There are so many wonderful things about being a writer.
You can create worlds, traverse cultures, inform the world, share an opinion, change minds, alter history.
In a lot of ways, being a writer, particularly a good one, is a position of incredible power.
That is, until writer's block hits.
It starts off innocent enough; you sit down, ready to begin your next piece, your potential world-changing article, the great American novel.
You start to type it out, pouring your heart and soul into every word. Your spirits are high, things are going well...
... that is until you realize that you've written the same paragraph six different times with varying emphasis and forms.

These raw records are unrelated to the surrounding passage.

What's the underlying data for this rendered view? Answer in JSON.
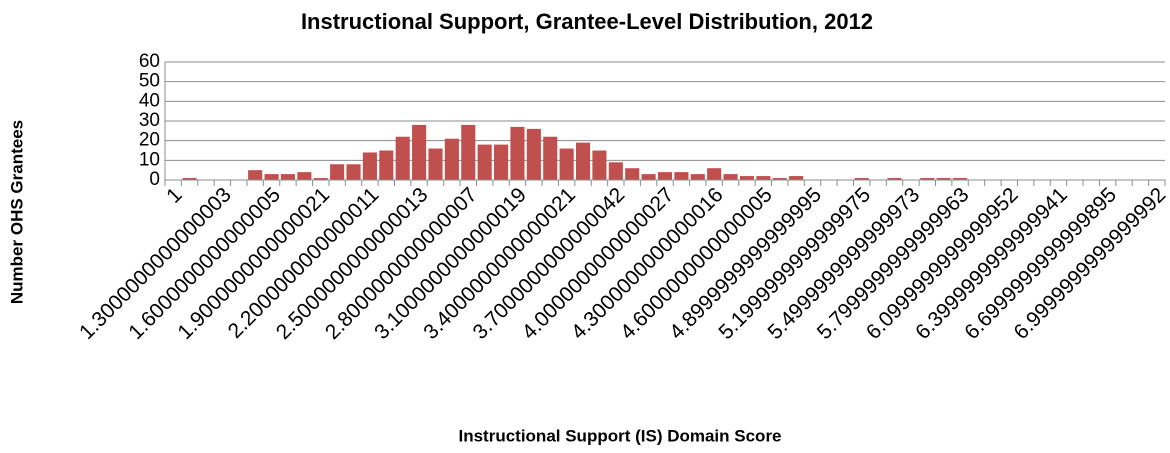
{
  "chart_data": {
    "type": "bar",
    "title": "Instructional Support, Grantee-Level Distribution, 2012",
    "x_label": "Instructional Support (IS) Domain Score",
    "y_label": "Number OHS Grantees",
    "categories": [
      "1",
      null,
      null,
      "1.3000000000000003",
      null,
      null,
      "1.6000000000000005",
      null,
      null,
      "1.9000000000000021",
      null,
      null,
      "2.2000000000000011",
      null,
      null,
      "2.5000000000000013",
      null,
      null,
      "2.8000000000000007",
      null,
      null,
      "3.1000000000000019",
      null,
      null,
      "3.4000000000000021",
      null,
      null,
      "3.7000000000000042",
      null,
      null,
      "4.0000000000000027",
      null,
      null,
      "4.3000000000000016",
      null,
      null,
      "4.6000000000000005",
      null,
      null,
      "4.8999999999999995",
      null,
      null,
      "5.1999999999999975",
      null,
      null,
      "5.4999999999999973",
      null,
      null,
      "5.7999999999999963",
      null,
      null,
      "6.0999999999999952",
      null,
      null,
      "6.3999999999999941",
      null,
      null,
      "6.6999999999999895",
      null,
      null,
      "6.9999999999999992"
    ],
    "values": [
      0,
      1,
      0,
      0,
      0,
      5,
      3,
      3,
      4,
      1,
      8,
      8,
      14,
      15,
      22,
      28,
      16,
      21,
      28,
      18,
      18,
      27,
      26,
      22,
      16,
      19,
      15,
      9,
      6,
      3,
      4,
      4,
      3,
      6,
      3,
      2,
      2,
      1,
      2,
      0,
      0,
      0,
      1,
      0,
      1,
      0,
      1,
      1,
      1,
      0,
      0,
      0,
      0,
      0,
      0,
      0,
      0,
      0,
      0,
      0,
      0
    ],
    "color": "#c0504d",
    "ylim": [
      0,
      60
    ],
    "yticks": [
      0,
      10,
      20,
      30,
      40,
      50,
      60
    ],
    "grid": true
  }
}
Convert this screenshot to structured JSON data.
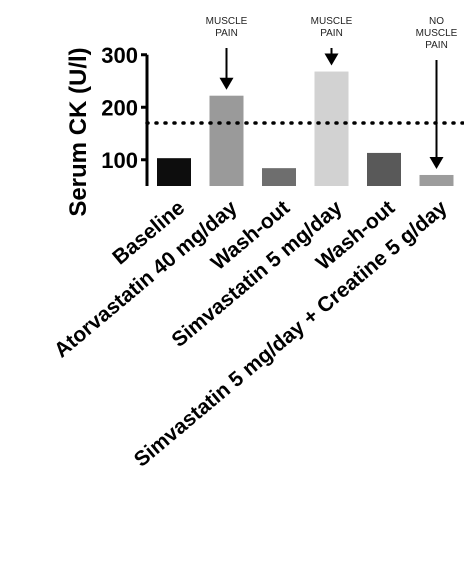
{
  "chart_data": {
    "type": "bar",
    "ylabel": "Serum CK (U/l)",
    "ylim": [
      50,
      300
    ],
    "yticks": [
      100,
      200,
      300
    ],
    "categories": [
      "Baseline",
      "Atorvastatin 40 mg/day",
      "Wash-out",
      "Simvastatin 5 mg/day",
      "Wash-out",
      "Simvastatin 5 mg/day + Creatine 5 g/day"
    ],
    "values": [
      103,
      222,
      84,
      268,
      113,
      71
    ],
    "bar_colors": [
      "#0d0d0d",
      "#9a9a9a",
      "#6e6e6e",
      "#d2d2d2",
      "#595959",
      "#9c9c9c"
    ],
    "reference_line": {
      "value": 170,
      "style": "dotted"
    },
    "annotations": [
      {
        "category_index": 1,
        "lines": [
          "MUSCLE",
          "PAIN"
        ]
      },
      {
        "category_index": 3,
        "lines": [
          "MUSCLE",
          "PAIN"
        ]
      },
      {
        "category_index": 5,
        "lines": [
          "NO",
          "MUSCLE",
          "PAIN"
        ]
      }
    ]
  }
}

After a decent amount of this tedious back and forth, you decide that maybe a change of scenery will draw the inspiration out of you. You get a cup of coffee, maybe you're just tired.
You sit down and resume your battle with the written word, attempting to make it bend to your will, when really that blinking cursor just stares, unmoving, openly mocking you. The bane of your existence.
So you begin, once again, to write. If for no other reason than to prove to yourself (and the other people around you) that you are indeed a writer. Gotta preserve your image, after all.
You feel good about your progress, so you take a break to reread what you hope is a masterpiece, and realize that you were basically doing this:
A little dejected, realizing that time stopped mattering to you hours ago, you pack up and head home for the day.
You get in bed, ready to rest and forget about your horribly unproductive day when suddenly THE SKIES OPEN, YOUR MIND IS SUDDENLY CLEAR, AND EVERYTHING IS NEW ONCE AGAIN BECAUSE GOSH DARNIT YOU HAVE AN IDEA.
You jot down your new found inspiration, you might even bang out a few paragraphs, and then you celebrate because you've beaten your greatest enemy, dear writer.